On Thu, 21 Jan 2016, Emilio LÃpez wrote:
From: Reilly Grant <reillyg@xxxxxxxxxxxx>
The new USBDEVFS_DROP_PRIVILEGES ioctl allows a process to voluntarily
relinquish the ability to issue other ioctls that may interfere with
other processes and drivers that have claimed an interface on the
device.
Signed-off-by: Reilly Grant <reillyg@xxxxxxxxxxxx>
Signed-off-by: Emilio LÃpez <emilio.lopez@xxxxxxxxxxxxxxx>
static int proc_resetdevice(struct usb_dev_state *ps)
{
+ struct usb_host_config *actconfig = ps->dev->actconfig;
+ struct usb_interface *interface;
+ int i, number;
+
+ /* Don't touch the device if any interfaces are claimed. It
+ * could interfere with other drivers' operations and this
+ * process has dropped its privileges to do such things.
+ */
This comment should be rephrased. It should say something like:
"Don't allow if the process has dropped its privilege to do such
things and any of the interfaces are claimed."
You also might consider allowing the reset if the interfaces are
claimed only by the current process (or more precisely, by ps).
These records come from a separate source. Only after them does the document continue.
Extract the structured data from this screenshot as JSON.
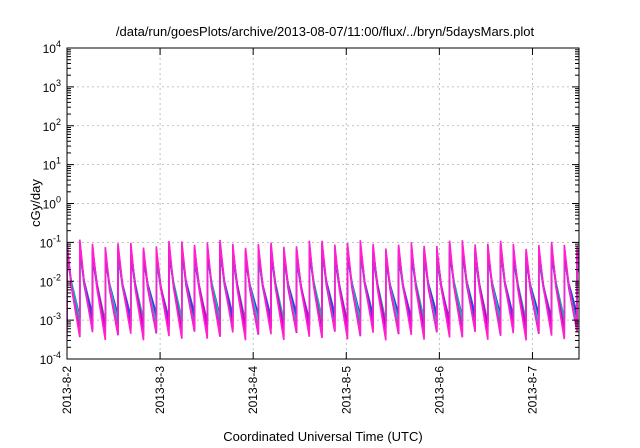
{
  "chart_data": {
    "type": "line",
    "title": "/data/run/goesPlots/archive/2013-08-07/11:00/flux/../bryn/5daysMars.plot",
    "xlabel": "Coordinated Universal Time (UTC)",
    "ylabel": "cGy/day",
    "y_scale": "log",
    "ylim": [
      0.0001,
      10000
    ],
    "xlim": [
      "2013-08-02T00:00",
      "2013-08-07T12:00"
    ],
    "y_ticks": [
      {
        "value": 0.0001,
        "mantissa": "10",
        "exp": "-4"
      },
      {
        "value": 0.001,
        "mantissa": "10",
        "exp": "-3"
      },
      {
        "value": 0.01,
        "mantissa": "10",
        "exp": "-2"
      },
      {
        "value": 0.1,
        "mantissa": "10",
        "exp": "-1"
      },
      {
        "value": 1,
        "mantissa": "10",
        "exp": "0"
      },
      {
        "value": 10,
        "mantissa": "10",
        "exp": "1"
      },
      {
        "value": 100,
        "mantissa": "10",
        "exp": "2"
      },
      {
        "value": 1000,
        "mantissa": "10",
        "exp": "3"
      },
      {
        "value": 10000,
        "mantissa": "10",
        "exp": "4"
      }
    ],
    "x_ticks": [
      {
        "value": "2013-08-02T00:00",
        "label": "2013-8-2"
      },
      {
        "value": "2013-08-03T00:00",
        "label": "2013-8-3"
      },
      {
        "value": "2013-08-04T00:00",
        "label": "2013-8-4"
      },
      {
        "value": "2013-08-05T00:00",
        "label": "2013-8-5"
      },
      {
        "value": "2013-08-06T00:00",
        "label": "2013-8-6"
      },
      {
        "value": "2013-08-07T00:00",
        "label": "2013-8-7"
      }
    ],
    "grid": true,
    "legend": "none",
    "series_colors": [
      "#3050e0",
      "#2b3fd0",
      "#00c8c8",
      "#20a090",
      "#c000c0",
      "#e000e0",
      "#ff20d0"
    ],
    "sawtooth": {
      "cycles_per_day": 7.3,
      "peak_envelope": [
        0.05,
        0.085
      ],
      "trough_envelope": [
        0.0012,
        0.0004
      ]
    }
  }
}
+static int proc_drop_privileges(struct usb_dev_state *ps, void __user *arg)
+{
+ struct usbdevfs_drop_privs data;
+
+ if (copy_from_user(&data, arg, sizeof(data)))
+ return -EFAULT;
+
+ /* This is a one way operation. Once privileges were dropped,
+ * you cannot do it again (Otherwise unprivileged processes
+ * would be able to change their allowed interfaces mask)
+ */
If you're going to keep a mask of claimable interfaces then there's no
reason this has to be a one-time operation. Processes should always be
allowed to shrink the mask, just not to grow it.